The tension eased as mum chuckled excitedly.

“Ha. Praise God o”, There was a smile in her tone, “Omolara.”

“Omolara mi,”Mum broke into a song about a girl called Omolara, she was pretty and had a good head. She’d make a beautiful bride one day.

“Well, not exactly. Her real name is Yu Yan…”

The singing ceased. Silence.

“You kini??” It was mum’s voice,“Real name bawo?”

Folarin cringed.

He continued,“Everyone calls her Larah…She said Yes. I proposed just last Sunday at the ice rink…So we are thinking about visiting in the spring.”

“Wait…” Dad's voice.

“You kini?”Mom.

A door opened and shut hard on a wooden frame.

“Has he told you guys about ‘Youuu’?”Gbemi’s cheerful voice said. She burst out laughing.

“Gbemi? You knew about this?”

“Ok—let’s be calm,” Folarin started,”She’s Chinese. She owns her own cupcake shop—”

A shrill cry vibrated through the speakers in his phone. Mom was crying.

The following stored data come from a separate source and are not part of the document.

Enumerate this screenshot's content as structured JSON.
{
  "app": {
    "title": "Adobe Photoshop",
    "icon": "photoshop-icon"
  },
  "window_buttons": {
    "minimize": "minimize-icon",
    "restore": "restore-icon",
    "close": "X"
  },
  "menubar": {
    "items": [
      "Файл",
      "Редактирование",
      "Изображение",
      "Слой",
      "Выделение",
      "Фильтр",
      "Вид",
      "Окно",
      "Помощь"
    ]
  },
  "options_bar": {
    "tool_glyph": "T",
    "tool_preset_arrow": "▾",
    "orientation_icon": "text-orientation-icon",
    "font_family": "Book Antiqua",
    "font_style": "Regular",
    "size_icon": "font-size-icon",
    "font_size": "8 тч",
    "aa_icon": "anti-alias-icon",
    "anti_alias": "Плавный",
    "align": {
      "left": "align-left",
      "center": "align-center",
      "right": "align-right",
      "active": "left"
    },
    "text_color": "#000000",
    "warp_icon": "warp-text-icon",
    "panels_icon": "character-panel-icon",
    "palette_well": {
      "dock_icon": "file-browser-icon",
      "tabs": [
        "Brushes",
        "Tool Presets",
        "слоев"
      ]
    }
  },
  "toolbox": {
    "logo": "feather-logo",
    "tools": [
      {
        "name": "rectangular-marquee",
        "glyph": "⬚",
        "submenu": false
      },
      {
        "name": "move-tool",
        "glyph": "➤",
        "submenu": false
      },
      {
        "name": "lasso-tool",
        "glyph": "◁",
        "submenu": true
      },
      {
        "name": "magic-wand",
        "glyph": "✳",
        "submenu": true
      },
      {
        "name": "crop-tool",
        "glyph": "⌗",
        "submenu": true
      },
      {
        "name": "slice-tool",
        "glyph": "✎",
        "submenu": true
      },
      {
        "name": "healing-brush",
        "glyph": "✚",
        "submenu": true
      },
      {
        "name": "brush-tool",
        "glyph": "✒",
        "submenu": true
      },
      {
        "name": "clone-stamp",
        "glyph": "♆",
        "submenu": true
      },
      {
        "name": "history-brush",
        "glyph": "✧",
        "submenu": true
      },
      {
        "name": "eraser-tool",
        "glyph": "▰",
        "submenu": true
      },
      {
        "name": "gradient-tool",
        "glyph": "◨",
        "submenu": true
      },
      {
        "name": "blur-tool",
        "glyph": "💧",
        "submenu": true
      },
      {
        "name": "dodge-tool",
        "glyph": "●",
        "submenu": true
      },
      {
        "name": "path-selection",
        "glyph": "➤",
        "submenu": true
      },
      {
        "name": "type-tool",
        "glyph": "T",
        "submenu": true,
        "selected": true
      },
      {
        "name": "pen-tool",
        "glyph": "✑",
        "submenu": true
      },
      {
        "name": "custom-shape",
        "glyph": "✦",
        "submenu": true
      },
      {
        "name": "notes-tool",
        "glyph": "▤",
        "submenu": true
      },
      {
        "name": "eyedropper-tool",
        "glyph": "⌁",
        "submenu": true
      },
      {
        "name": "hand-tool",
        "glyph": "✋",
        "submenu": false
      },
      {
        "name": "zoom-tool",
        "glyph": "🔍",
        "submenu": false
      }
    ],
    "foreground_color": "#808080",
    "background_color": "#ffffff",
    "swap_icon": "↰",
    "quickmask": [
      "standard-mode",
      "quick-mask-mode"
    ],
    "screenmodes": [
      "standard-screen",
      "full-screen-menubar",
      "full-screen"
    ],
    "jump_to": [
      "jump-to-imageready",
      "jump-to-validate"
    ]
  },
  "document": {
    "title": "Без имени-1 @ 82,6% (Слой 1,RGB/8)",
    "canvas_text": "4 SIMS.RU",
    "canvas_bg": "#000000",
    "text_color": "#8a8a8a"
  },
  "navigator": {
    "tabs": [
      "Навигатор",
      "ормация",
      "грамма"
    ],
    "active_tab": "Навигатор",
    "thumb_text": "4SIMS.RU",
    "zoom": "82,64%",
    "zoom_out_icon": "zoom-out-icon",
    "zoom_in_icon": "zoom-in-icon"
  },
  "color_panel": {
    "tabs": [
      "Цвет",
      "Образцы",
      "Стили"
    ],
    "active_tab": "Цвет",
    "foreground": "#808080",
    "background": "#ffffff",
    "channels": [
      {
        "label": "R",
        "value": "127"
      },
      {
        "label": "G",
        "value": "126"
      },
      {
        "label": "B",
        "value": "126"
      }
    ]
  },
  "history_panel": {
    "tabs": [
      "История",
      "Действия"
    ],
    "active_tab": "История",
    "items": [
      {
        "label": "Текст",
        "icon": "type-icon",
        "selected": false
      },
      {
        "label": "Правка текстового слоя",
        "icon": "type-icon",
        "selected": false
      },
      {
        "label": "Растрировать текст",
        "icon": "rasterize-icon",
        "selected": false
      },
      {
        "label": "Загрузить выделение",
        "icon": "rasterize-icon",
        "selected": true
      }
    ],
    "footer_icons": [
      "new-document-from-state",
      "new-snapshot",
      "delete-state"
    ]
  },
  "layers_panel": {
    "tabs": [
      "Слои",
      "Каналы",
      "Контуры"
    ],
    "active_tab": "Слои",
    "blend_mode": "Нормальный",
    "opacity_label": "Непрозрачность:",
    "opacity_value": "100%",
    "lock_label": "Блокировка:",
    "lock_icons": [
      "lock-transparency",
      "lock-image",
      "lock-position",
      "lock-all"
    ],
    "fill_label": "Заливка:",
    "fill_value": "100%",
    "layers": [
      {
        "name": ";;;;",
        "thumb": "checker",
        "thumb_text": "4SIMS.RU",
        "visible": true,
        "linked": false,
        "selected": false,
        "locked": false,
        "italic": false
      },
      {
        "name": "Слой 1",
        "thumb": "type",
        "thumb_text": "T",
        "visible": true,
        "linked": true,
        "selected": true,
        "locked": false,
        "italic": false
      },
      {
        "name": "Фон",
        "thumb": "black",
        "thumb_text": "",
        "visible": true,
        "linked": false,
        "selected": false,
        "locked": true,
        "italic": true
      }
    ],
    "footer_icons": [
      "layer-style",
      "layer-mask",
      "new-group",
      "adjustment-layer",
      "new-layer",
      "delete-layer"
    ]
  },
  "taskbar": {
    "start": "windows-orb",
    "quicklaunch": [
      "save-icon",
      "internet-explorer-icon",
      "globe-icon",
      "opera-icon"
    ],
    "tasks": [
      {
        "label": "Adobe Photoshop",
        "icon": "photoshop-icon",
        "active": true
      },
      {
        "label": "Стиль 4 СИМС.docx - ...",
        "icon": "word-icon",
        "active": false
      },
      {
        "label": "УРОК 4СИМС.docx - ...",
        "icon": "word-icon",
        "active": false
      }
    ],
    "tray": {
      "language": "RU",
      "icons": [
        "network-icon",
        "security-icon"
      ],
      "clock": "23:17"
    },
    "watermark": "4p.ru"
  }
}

“Ha! Aye mi!” She wailed. Gbemi laughed. Dad didn’t understand. He said this twice. They were talking over each other.

“She’s really the best person you’d ever meet, Mum, Dad.”

Gbemi squealed in delight.

“Shut up, Gbemi—”

Dad’s voice was stern,“Fola, I’m coming to New York next week. We must not rush—.”

Mum cut in, “Omolara ni mo kpe! Ha!”

Folarin skipped his breath. The second news was best served as soon as possible. 

“The lesser good news is that I am dropping out of my program. Medicine…isn’t for everyone,”He rushed, “Most importantly, I found what I love, Mum, Dad. I love dancing. I've never been happier. And it’s not just dancing. It’s Rumba. It’s a style of—”

“Ehn?”

“Baba Fola…mo daran.”

“It originates from Cuba—”Fola continued.

“Folarina, the ballerina toh bad.” Gbemi’s laugh rang out until she began to cough uncontrollably.

“Gbemi, so you knew…”Dad said.

“No o—”Gbemi had stopped laughing,”I didn’t know anything o.”

“You knew that he wants to become a dancer? And be selling cupcake and meat pie?” Mum wailed.

“Gbemi! Come back here!”, Dad’s voice thundered.

“It’s a dance from Cuba and…”Folarin’s voice struggled in the chaos. 

“My life is finished,” Mum yelled.

“So my son will not become doctor?”

“After I've told everyone in church that Folarin will be a neurosurgeon.”

“Aye mi, temi bami!” Mum screamed. She clapped three times and wailed again.

The chaos was palpable. Fola drew a deep breath and disconnected the call. He smiled at his reflection in the mirror outside the dance room, his hair slicked back, glistening with too much ecostyler gel. His sequined ballroom outfit glimmered in the light.  

That wasn't so bad. A successful conversation, really.

He pushed through the doors of the room into practice. It was time to Rumbaaa!